Wednesday, February 2, 2011

Common Misconceptions and Parting the Red Sea 02/02/2011 (2:07 AM)

I just got off the phone with my Gilman person, Jennifer.  She made me feel a whole lot better about everything. I have the option to stay here if I want, and I will eventually have to pay Gilman back, but I will have time.  I am still leaving.  There is no guarantee there will be a semester here, and I can’t miss one.  Jennifer did inform me that Gilman will defer my scholarship (if I can pay it back in full) so that I can attend a separate semester abroad in the summer.  I just don’t know that I am able to save it up before then.  I do however want to pay them back.

I feel a whole lot better after talking to her.  I answered questions for her, and she answered a lot of questions for me.  Several Gilman scholars have gotten into other programs.  When I spoke to Ryan about those options, he said they had worked together to find a program in Greece.  It’s in a town called Thessaloniki.  (Very fun to say.)  I don’t even know what courses they offer.  They are REALLY affordable though, especially for Europe.  Unfortunately, I don’t think affordable will be good enough.  In Egypt I was able to subsist in 5 L.E a day if needed.  That is equivalent to $1. I can’t get that in Europe.  The euro is .72EU to $1.  The cost of living for me goes up exponentially.  I will probably end up back at home.  I wish I had three or four thousand more dollars.  The tuition/housing there is equivalent, I just have to support myself and buy books. 

A big shout out to the Gilman Scholarship program.  I thought they were forcing us to leave by pulling our scholarships, but in reality they are awesome.  She is now my “team on the ground” for getting me where ever it is that I am going.  When I get to “safe haven” which is one of four locations that the embassy flights will take us (we won’t know which til we are on one,) I am going to call her and she is going to arrange and pay for a hotel room for me.  If necessary she will also make sure I have a flight home.  I’m hoping that isn’t necessary because I will already need to pay back the US government for the embassy flight.  I may complain about that at a future date, I just have to see how much it is they are charging us to get out of Egypt.  I feel like the Israelites being led out of bondage.  Jennifer and Ryan are playing tag team as my Moses.  It is nice to know that someone is helping me out because right now, I can’t help myself out and it is really difficult.
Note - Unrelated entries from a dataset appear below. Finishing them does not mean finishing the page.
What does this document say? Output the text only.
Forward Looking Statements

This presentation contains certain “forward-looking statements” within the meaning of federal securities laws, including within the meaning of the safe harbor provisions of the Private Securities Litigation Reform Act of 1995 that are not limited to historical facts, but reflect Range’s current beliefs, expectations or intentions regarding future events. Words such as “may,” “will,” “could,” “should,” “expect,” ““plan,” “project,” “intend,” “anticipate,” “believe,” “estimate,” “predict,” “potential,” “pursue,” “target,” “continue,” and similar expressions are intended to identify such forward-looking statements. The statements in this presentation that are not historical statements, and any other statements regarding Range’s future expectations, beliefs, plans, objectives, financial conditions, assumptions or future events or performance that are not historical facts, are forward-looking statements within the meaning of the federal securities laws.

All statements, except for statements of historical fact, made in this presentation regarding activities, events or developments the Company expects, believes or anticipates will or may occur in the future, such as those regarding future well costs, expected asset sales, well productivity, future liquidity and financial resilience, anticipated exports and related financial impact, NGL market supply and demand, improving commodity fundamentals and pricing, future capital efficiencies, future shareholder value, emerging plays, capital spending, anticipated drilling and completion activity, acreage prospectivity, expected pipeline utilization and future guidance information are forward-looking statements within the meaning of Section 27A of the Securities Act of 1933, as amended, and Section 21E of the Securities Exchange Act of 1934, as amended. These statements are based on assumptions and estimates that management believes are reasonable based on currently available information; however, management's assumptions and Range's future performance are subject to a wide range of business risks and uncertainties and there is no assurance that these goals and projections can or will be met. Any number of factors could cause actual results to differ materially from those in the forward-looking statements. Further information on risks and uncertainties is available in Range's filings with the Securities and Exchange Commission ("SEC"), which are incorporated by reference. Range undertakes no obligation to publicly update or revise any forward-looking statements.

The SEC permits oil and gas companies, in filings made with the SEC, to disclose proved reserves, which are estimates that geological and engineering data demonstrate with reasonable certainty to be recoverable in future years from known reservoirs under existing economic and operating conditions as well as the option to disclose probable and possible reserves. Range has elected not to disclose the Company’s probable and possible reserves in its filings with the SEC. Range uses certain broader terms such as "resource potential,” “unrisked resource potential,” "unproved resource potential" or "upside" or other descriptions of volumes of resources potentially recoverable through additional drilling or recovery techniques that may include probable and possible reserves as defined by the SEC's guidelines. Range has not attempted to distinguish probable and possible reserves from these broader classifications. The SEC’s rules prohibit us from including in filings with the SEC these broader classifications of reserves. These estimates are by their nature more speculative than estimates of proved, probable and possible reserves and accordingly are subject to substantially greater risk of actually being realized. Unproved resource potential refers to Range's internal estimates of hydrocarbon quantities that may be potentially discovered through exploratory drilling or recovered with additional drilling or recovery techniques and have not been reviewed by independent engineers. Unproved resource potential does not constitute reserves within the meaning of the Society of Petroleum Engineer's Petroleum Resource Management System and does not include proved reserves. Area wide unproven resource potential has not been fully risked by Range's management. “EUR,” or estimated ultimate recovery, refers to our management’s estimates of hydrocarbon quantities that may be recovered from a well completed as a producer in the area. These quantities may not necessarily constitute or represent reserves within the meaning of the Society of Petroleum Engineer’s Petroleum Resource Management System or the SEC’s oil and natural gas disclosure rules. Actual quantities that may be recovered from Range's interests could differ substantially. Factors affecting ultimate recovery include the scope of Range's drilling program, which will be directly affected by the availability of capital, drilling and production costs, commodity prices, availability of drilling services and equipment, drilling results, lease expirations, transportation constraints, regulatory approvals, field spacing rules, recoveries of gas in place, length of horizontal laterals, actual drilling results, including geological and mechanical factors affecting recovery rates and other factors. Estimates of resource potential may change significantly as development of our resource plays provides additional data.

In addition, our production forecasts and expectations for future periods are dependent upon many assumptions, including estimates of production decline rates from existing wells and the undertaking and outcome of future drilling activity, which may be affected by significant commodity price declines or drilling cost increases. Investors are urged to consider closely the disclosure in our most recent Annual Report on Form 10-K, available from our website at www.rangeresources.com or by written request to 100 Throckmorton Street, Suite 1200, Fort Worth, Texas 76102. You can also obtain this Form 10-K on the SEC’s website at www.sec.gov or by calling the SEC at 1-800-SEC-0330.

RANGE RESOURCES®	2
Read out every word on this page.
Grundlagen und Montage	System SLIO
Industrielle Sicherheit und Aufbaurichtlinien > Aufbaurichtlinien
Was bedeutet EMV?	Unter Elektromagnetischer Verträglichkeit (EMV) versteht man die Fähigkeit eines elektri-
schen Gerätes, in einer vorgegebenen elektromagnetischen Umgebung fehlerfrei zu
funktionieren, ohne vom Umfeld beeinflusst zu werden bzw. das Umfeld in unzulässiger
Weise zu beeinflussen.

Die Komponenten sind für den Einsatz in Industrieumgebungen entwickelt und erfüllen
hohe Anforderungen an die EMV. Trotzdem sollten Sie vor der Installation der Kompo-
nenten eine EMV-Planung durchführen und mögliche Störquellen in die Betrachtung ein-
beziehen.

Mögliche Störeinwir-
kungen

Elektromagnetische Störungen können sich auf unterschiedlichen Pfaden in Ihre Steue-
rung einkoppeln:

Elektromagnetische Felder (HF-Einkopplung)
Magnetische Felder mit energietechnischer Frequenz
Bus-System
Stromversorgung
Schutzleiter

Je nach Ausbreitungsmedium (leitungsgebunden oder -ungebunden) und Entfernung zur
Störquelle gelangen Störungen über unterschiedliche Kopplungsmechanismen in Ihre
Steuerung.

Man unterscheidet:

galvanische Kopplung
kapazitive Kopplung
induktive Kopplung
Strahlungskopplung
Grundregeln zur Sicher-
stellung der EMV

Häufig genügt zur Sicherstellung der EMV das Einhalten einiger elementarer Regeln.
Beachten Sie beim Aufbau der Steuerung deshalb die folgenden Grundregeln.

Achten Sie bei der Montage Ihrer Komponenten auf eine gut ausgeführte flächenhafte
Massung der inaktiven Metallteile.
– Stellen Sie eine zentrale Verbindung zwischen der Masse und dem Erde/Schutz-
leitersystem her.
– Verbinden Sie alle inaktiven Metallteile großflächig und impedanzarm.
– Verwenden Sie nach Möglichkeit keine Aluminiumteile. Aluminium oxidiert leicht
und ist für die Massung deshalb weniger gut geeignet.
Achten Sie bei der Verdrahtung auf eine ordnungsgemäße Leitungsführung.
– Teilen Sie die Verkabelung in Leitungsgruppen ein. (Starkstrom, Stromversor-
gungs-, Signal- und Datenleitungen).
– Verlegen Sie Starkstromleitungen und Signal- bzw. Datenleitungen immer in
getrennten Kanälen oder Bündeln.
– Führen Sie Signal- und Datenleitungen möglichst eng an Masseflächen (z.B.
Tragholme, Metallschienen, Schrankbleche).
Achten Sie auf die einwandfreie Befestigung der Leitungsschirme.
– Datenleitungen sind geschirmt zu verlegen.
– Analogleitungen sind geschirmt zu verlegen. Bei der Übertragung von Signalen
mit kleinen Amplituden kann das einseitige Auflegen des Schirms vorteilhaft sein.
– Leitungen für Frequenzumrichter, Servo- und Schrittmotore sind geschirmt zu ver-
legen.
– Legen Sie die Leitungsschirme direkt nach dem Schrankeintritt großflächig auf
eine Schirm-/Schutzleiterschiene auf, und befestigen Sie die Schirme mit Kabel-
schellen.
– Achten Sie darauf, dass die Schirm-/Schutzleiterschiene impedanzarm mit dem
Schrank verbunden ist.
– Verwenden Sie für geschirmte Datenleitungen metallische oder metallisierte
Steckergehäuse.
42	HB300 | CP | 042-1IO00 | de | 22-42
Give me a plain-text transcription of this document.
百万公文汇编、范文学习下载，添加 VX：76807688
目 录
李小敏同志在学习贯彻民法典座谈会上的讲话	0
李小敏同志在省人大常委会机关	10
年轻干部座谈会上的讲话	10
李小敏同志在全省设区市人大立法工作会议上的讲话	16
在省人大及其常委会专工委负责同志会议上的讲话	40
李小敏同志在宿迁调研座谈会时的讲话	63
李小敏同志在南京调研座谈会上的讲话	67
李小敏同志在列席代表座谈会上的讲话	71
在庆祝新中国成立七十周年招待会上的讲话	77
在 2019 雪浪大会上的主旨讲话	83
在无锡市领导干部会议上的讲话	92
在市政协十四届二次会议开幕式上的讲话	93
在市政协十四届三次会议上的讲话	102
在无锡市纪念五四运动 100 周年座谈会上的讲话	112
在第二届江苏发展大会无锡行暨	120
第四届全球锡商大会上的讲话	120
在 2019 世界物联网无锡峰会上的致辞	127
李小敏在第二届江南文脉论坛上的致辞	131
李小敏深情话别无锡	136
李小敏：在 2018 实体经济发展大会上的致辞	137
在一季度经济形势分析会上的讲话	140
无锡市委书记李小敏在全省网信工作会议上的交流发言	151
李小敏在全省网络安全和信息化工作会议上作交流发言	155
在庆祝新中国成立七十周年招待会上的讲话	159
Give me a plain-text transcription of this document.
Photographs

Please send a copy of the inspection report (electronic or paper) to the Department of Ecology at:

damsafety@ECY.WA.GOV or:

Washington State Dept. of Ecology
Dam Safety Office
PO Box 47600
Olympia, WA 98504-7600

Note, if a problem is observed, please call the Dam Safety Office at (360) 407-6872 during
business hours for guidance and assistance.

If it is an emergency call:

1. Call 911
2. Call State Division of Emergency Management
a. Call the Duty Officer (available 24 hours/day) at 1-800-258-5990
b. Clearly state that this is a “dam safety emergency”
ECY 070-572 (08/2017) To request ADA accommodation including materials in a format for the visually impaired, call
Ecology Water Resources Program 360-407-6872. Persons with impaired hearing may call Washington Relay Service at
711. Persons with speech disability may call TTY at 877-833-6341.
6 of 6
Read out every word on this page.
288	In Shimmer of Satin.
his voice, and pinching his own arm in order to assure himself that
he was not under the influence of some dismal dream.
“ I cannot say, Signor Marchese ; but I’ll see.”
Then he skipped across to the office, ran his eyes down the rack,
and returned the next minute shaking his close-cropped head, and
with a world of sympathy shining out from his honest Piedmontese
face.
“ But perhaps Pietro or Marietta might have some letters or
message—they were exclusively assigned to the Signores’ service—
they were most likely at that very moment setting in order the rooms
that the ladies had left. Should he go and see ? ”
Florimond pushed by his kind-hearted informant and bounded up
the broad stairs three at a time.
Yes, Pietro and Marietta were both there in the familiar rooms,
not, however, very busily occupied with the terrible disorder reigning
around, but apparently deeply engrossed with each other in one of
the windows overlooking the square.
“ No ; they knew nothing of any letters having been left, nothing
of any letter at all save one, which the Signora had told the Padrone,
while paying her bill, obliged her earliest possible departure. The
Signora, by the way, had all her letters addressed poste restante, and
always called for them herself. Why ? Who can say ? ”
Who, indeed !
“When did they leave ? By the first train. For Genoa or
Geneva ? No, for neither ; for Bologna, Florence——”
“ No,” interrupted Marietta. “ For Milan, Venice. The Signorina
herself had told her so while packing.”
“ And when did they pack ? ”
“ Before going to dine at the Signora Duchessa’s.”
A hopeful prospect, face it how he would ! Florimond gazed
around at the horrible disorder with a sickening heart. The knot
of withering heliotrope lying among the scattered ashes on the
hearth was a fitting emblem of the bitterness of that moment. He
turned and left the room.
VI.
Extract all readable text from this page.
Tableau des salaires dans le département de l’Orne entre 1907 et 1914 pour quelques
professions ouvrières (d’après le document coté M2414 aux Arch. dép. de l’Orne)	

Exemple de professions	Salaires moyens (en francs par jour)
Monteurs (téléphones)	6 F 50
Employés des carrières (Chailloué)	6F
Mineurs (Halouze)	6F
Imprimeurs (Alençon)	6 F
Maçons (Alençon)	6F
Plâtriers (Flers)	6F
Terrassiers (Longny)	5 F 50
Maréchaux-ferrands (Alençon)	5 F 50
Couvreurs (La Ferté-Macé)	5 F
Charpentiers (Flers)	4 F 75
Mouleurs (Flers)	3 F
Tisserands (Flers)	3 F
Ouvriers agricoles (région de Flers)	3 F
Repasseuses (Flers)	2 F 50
I am really glad that I got out of the dorm and ate every kind of Egyptian food I could today, you laugh, but I’m serious!  In the two hour window that was left before Egypt’s curfew (1PM now) and after the President of AUC’s Q&A session, Cat, Christine, and I ventured out in search of phone cards.  They weren’t anywhere we checked so we ended up wandering to 26th of July street and finding them in a little shop.  being in such high demand, the shop owner was not really very cool on price.  He had jacked it up 20%.  We bought them anyway.  After phone cards we went in search of food.  They knew a tamaya place and so we headed towards it.  On the way we passed Alex Top and decided we would stop there, eat koshary, and then head to find tamaya.  So we did.  Have I mentioned how much I love koshary?  I also picked up a container of milky rice and ate it when I got back to the dorm. 

On the way to the tamaya place from Alex Top, Christine sidetracked us into a bookstore!  Joy!!!  I bought my roommate back home an awesome book and I got my kids The Hungry Caterpillar by Eric Carle in Arabic.  Both my kids are too old for that book, but it is really awesome and I am going to buy the English version and show it to them.  I was really happy to see a book store.  I love books.

After the bookstore, we continued on with our journey towards tamaya.  Tamaya is the Egyptian word for falafel and the Egyptian version actually tastes a lot better than most I have tasted.  Two is a meal.  We all got two, after eating koshary, and we ate them when we got back to the dorm.  Like I said, I ate a bunch of my favorite Egyptian food today.  I am sad that there will be no every other Thursday Indian food date. 

It’s so hard to believe I have only been here just over a week.  All these people I have met are incredible and I am excited to know them and they feel like the kind of friends I have had forever rather than people I only met in the past week.  I hate that Mubarak won’t be kind to his people.  I hate that it has come to this for them and I hope it gets resolved.  I wish that things had ended up better for us at AUC this semester but I have friends that I will always have regardless of how this ended.

So, to both of my Moseii thank you for all your work for me.  I won’t be able to get anything done without your help.  I wish there was something I could do to show you how much this means to me.